Cutting Skeletal Meshes at runtime

My problem:

I have an animated character (SkeletalMeshComponent). I want to be able to slice it in half and have both parts fall as separate ragdolls. I don’t want the slicing to be pre-made in the mesh. It has to be procedural (yes, like Metal Gear Rising)


My vague solution:

I want to more or less follow this plan:

  1. Prior to cutting, save all bones, vertex, skinning, material, ragdoll colliders info
  2. Procedurally generate two new meshes that represent the two halves of the original mesh (based on the saved vertex positions and material)
  3. Generate two new separate rigs that represent the bones that were originally assigned to the two new mesh parts before they were cut
  4. Re-apply skinning information
  5. Regenerate ragdoll colliders
  6. Apply ragdoll

My Questions:

  • Can procedural meshes be skinned and animated?
  • How are bones represented in UE4? I’ve seen methods for retrieving bone names and indexes in SkeletalMeshComponent, but how do I access a bone’s information, like the associated vertex skinning data?
  • How can I manually create a new bone at runtime and set its skinning info? Or is skinning info assigned to vertices?

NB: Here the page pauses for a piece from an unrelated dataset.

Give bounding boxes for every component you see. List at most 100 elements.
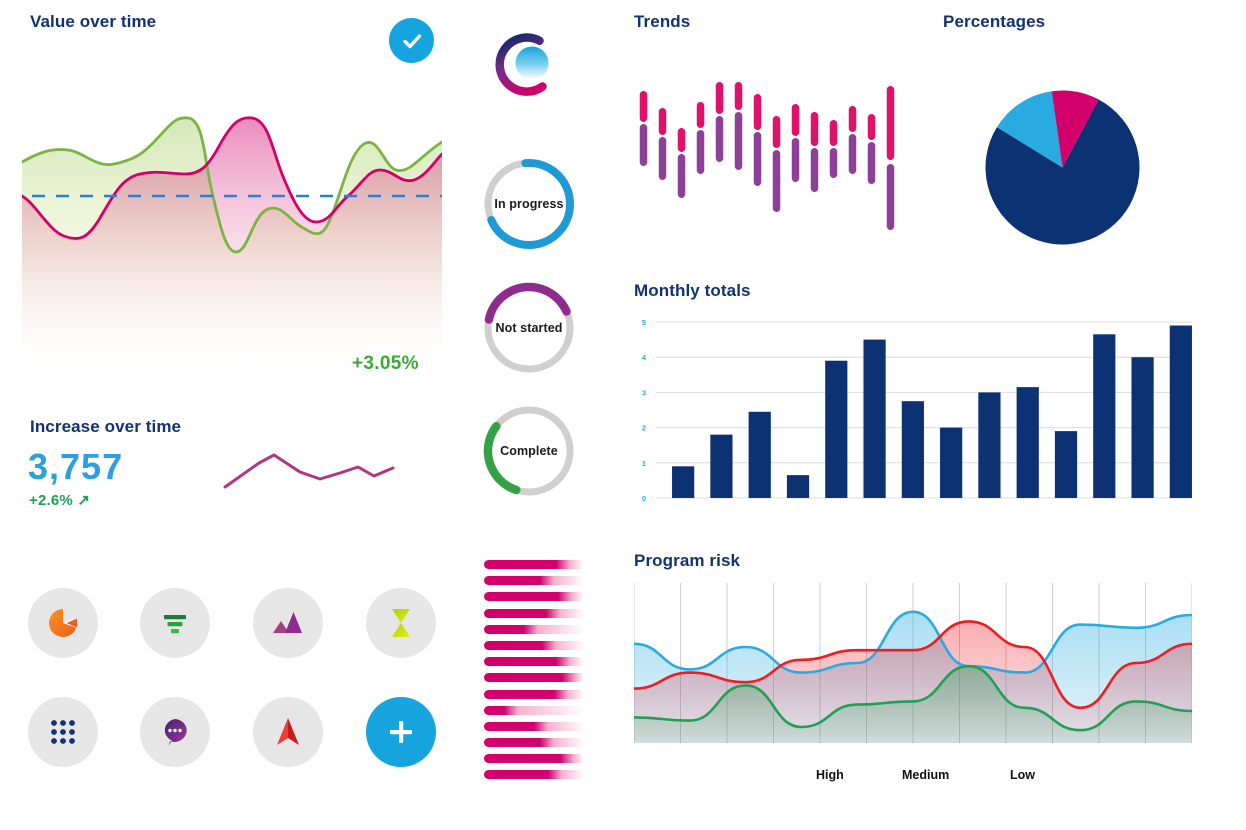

What you’re asking isn’t really achievable (creating rigs at runtime). Even if it was, the cost of generating such information at runtime would be massive and would require heavy amounts of mulithreading to stand a chance of working.

I would recommend you instead experiment with ‘procedural mesh components’. It is possible to create a procedural mesh from a skeletal mesh, and (with a little work) you can actually specify which parts you would like to copy. So in theory you could generate an arm or a leg mesh, or even a torso. Then you would simply hide associated bones on the mesh you spawned it from and voila.

The main limitation of this method is that the resulting actor is not going to ‘flop’ around , but you could actually fake this using world position offset effects in the shader.

I have implemented this method for my own game and am quite pleased with the results :

The information here should be enough to get you started.